Williams v. Mississippi, 608 F.2d 1021, 1022 (5th Cir. 1979), cert. denied, 449 U.S. 804, 101 S. Ct. 49, 66 L. Ed. 2d 8 (1980), quoting Johnson v. Mississippi, 421 U.S. 213, 95 S. Ct. 1591, 44 L. Ed. 2d 121 (1975). See also Georgia v. Rachel, 384 U.S. 780, 86 S. Ct. 1783, 16 L. Ed. 2d 925 (1966); Ford Motor Credit Co. v. Reimer, supra; Perkins v. Mississippi, 455 F.2d 7, 11 (5th Cir. 1972) (Brown, Ch. J., dissenting). Only if the party seeking removal can satisfy both parts of the test is a petition removable under §§ 1443 and 1447(d).

Reimer's allegation, even if true, does not amount to a violation of such a federal statute phrased in terms of racial equality.
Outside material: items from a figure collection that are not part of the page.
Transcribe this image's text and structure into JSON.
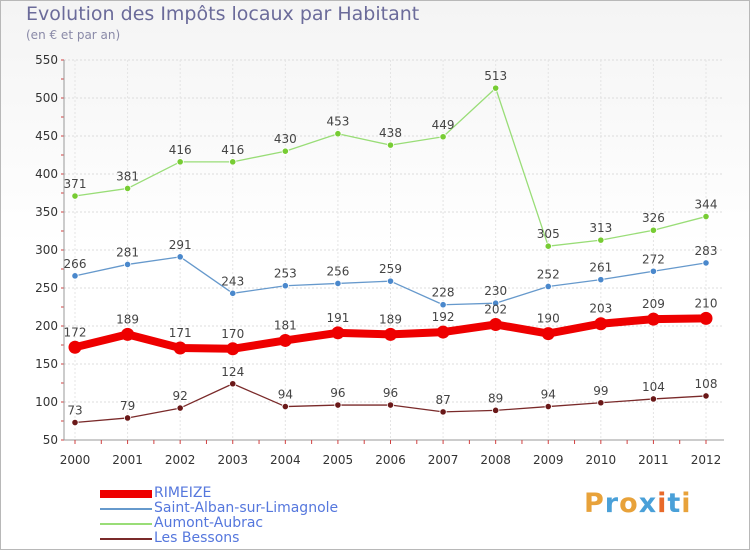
{
  "title": "Evolution des Impôts locaux par Habitant",
  "subtitle": "(en € et par an)",
  "logo": {
    "letters": [
      "P",
      "r",
      "o",
      "x",
      "i",
      "t",
      "i"
    ],
    "colors": [
      "#e8a23a",
      "#4aa0d8",
      "#e8a23a",
      "#4aa0d8",
      "#e86a2a",
      "#4aa0d8",
      "#e8a23a"
    ]
  },
  "chart_data": {
    "type": "line",
    "x": [
      "2000",
      "2001",
      "2002",
      "2003",
      "2004",
      "2005",
      "2006",
      "2007",
      "2008",
      "2009",
      "2010",
      "2011",
      "2012"
    ],
    "ylim": [
      50,
      550
    ],
    "yticks": [
      50,
      100,
      150,
      200,
      250,
      300,
      350,
      400,
      450,
      500,
      550
    ],
    "grid": true,
    "legend_position": "bottom-left",
    "series": [
      {
        "name": "RIMEIZE",
        "color": "#ee0000",
        "width": 8,
        "marker_color": "#ee0000",
        "values": [
          172,
          189,
          171,
          170,
          181,
          191,
          189,
          192,
          202,
          190,
          203,
          209,
          210
        ]
      },
      {
        "name": "Saint-Alban-sur-Limagnole",
        "color": "#6699cc",
        "width": 1.3,
        "marker_color": "#4a88cc",
        "values": [
          266,
          281,
          291,
          243,
          253,
          256,
          259,
          228,
          230,
          252,
          261,
          272,
          283
        ]
      },
      {
        "name": "Aumont-Aubrac",
        "color": "#99dd77",
        "width": 1.3,
        "marker_color": "#77cc33",
        "values": [
          371,
          381,
          416,
          416,
          430,
          453,
          438,
          449,
          513,
          305,
          313,
          326,
          344
        ]
      },
      {
        "name": "Les Bessons",
        "color": "#7a2a2a",
        "width": 1.3,
        "marker_color": "#6a1818",
        "values": [
          73,
          79,
          92,
          124,
          94,
          96,
          96,
          87,
          89,
          94,
          99,
          104,
          108
        ]
      }
    ]
  }
}
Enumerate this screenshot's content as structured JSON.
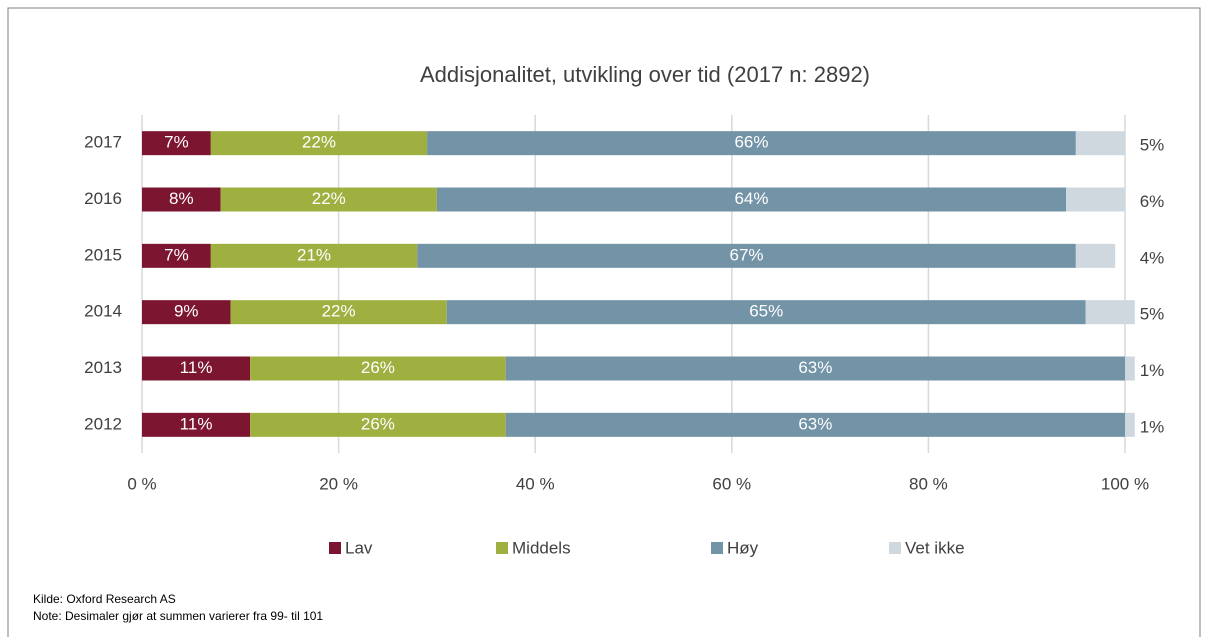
{
  "chart_data": {
    "type": "stacked_bar_horizontal",
    "title": "Addisjonalitet, utvikling over tid (2017 n: 2892)",
    "categories": [
      "2017",
      "2016",
      "2015",
      "2014",
      "2013",
      "2012"
    ],
    "series": [
      {
        "name": "Lav",
        "color": "#7b1530",
        "values": [
          7,
          8,
          7,
          9,
          11,
          11
        ],
        "value_labels": [
          "7%",
          "8%",
          "7%",
          "9%",
          "11%",
          "11%"
        ]
      },
      {
        "name": "Middels",
        "color": "#9fb041",
        "values": [
          22,
          22,
          21,
          22,
          26,
          26
        ],
        "value_labels": [
          "22%",
          "22%",
          "21%",
          "22%",
          "26%",
          "26%"
        ]
      },
      {
        "name": "Høy",
        "color": "#7393a7",
        "values": [
          66,
          64,
          67,
          65,
          63,
          63
        ],
        "value_labels": [
          "66%",
          "64%",
          "67%",
          "65%",
          "63%",
          "63%"
        ]
      },
      {
        "name": "Vet ikke",
        "color": "#cfd8df",
        "values": [
          5,
          6,
          4,
          5,
          1,
          1
        ],
        "value_labels": [
          "5%",
          "6%",
          "4%",
          "5%",
          "1%",
          "1%"
        ]
      }
    ],
    "xlim": [
      0,
      100
    ],
    "xticks": [
      {
        "value": 0,
        "label": "0 %"
      },
      {
        "value": 20,
        "label": "20 %"
      },
      {
        "value": 40,
        "label": "40 %"
      },
      {
        "value": 60,
        "label": "60 %"
      },
      {
        "value": 80,
        "label": "80 %"
      },
      {
        "value": 100,
        "label": "100 %"
      }
    ],
    "grid": true,
    "legend": "bottom",
    "source": "Kilde: Oxford Research AS",
    "note": "Note: Desimaler gjør at summen varierer fra 99- til 101"
  }
}
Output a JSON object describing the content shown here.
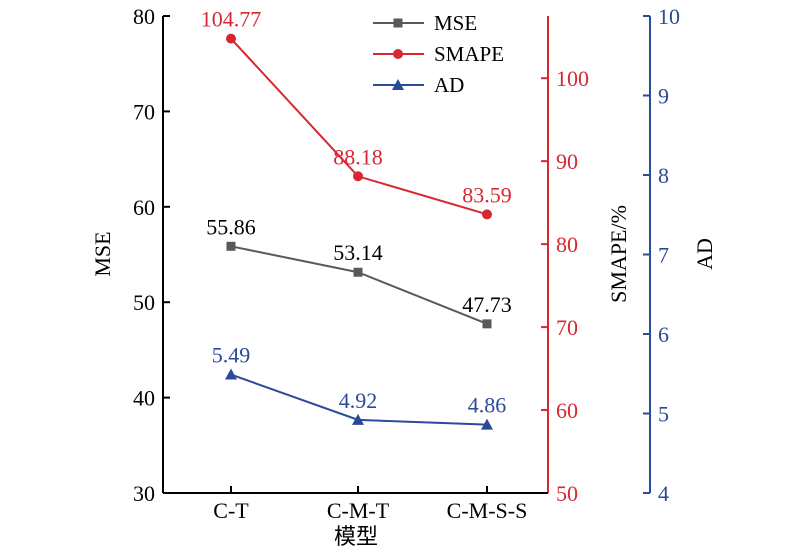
{
  "chart_data": {
    "type": "line",
    "title": "",
    "categories": [
      "C-T",
      "C-M-T",
      "C-M-S-S"
    ],
    "xlabel": "模型",
    "axes": {
      "left": {
        "label": "MSE",
        "ylim": [
          30,
          80
        ],
        "ticks": [
          30,
          40,
          50,
          60,
          70,
          80
        ],
        "color": "#000000"
      },
      "right1": {
        "label": "SMAPE/%",
        "ylim": [
          50,
          107.5
        ],
        "ticks": [
          50,
          60,
          70,
          80,
          90,
          100
        ],
        "color": "#d62733"
      },
      "right2": {
        "label": "AD",
        "ylim": [
          4,
          10
        ],
        "ticks": [
          4,
          5,
          6,
          7,
          8,
          9,
          10
        ],
        "color": "#2b4a9b"
      }
    },
    "series": [
      {
        "name": "MSE",
        "axis": "left",
        "values": [
          55.86,
          53.14,
          47.73
        ],
        "labels": [
          "55.86",
          "53.14",
          "47.73"
        ],
        "color": "#595959",
        "marker": "square",
        "label_color": "#000000"
      },
      {
        "name": "SMAPE",
        "axis": "right1",
        "values": [
          104.77,
          88.18,
          83.59
        ],
        "labels": [
          "104.77",
          "88.18",
          "83.59"
        ],
        "color": "#d62733",
        "marker": "circle",
        "label_color": "#d62733"
      },
      {
        "name": "AD",
        "axis": "right2",
        "values": [
          5.49,
          4.92,
          4.86
        ],
        "labels": [
          "5.49",
          "4.92",
          "4.86"
        ],
        "color": "#2b4a9b",
        "marker": "triangle",
        "label_color": "#2b4a9b"
      }
    ],
    "legend": {
      "position": "top-right",
      "entries": [
        "MSE",
        "SMAPE",
        "AD"
      ]
    },
    "grid": false
  }
}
He points to no federal law that guarantees an individual a right to an "examining trial" or a probable cause hearing prior to an indictment. In Coleman v. Alabama, 399 U.S. 1, 90 S. Ct. 1999, 26 L. Ed. 2d 387 (1970), the Supreme Court held that if the State afforded an accused a preliminary hearing, it must also afford him counsel. Gerstein v. Pugh, 420 U.S. 103, 95 S. Ct. 854, 43 L. Ed. 2d 54 (1975), extended this protection, holding that under the Fourth Amendment, a person arrested without a warrant was entitled to a prompt judicial determination of probable cause. These cases do not support Reimer's claim to removal to federal court of his perjury prosecution. He makes no allegation that the state's conduct amounted to a warrantless arrest, as in Gerstein. The right to an "examining trial" arises solely under Texas law, a law that makes no mention of racial equality. As the Supreme Court has made clear, Johnson v. Mississippi, supra, Greenwood v. Peacock, 384 U.S. 808, 86 S. Ct. 1800, 16 L. Ed. 2d 944 (1966), the right of removal is a narrow one, in whose reach Reimer's complaint simply does not fall.

Since Reimer cannot show that the State's actions violate a federal statute providing for racial equality, as the terms of § 1447(d) specifically require, we lack jurisdiction over this appeal.

Having reached this conclusion, we take the opportunity to issue a word of caution. While this Court is always open to hear and protect the rights of all persons, we point out that unless Reimer can show a violation of a federal statute providing for racial equality so as to bring his petition within the terms of §§ 1443 and 1447(d) and, thus, within the federal judicial power, repeated assertion of this unfounded claim as argued detracts from the ability of this Court, considering its limited time and resources, to adjudicate cases of substantive value.



§ 1447(d) provides:

Procedure after removal generally

(d) An order remanding a case to the State court from which it was removed is not reviewable on appeal or otherwise, except that an order remanding a case to the State court from which it was removed pursuant to section 1443, of this title shall be reviewable by appeal or otherwise.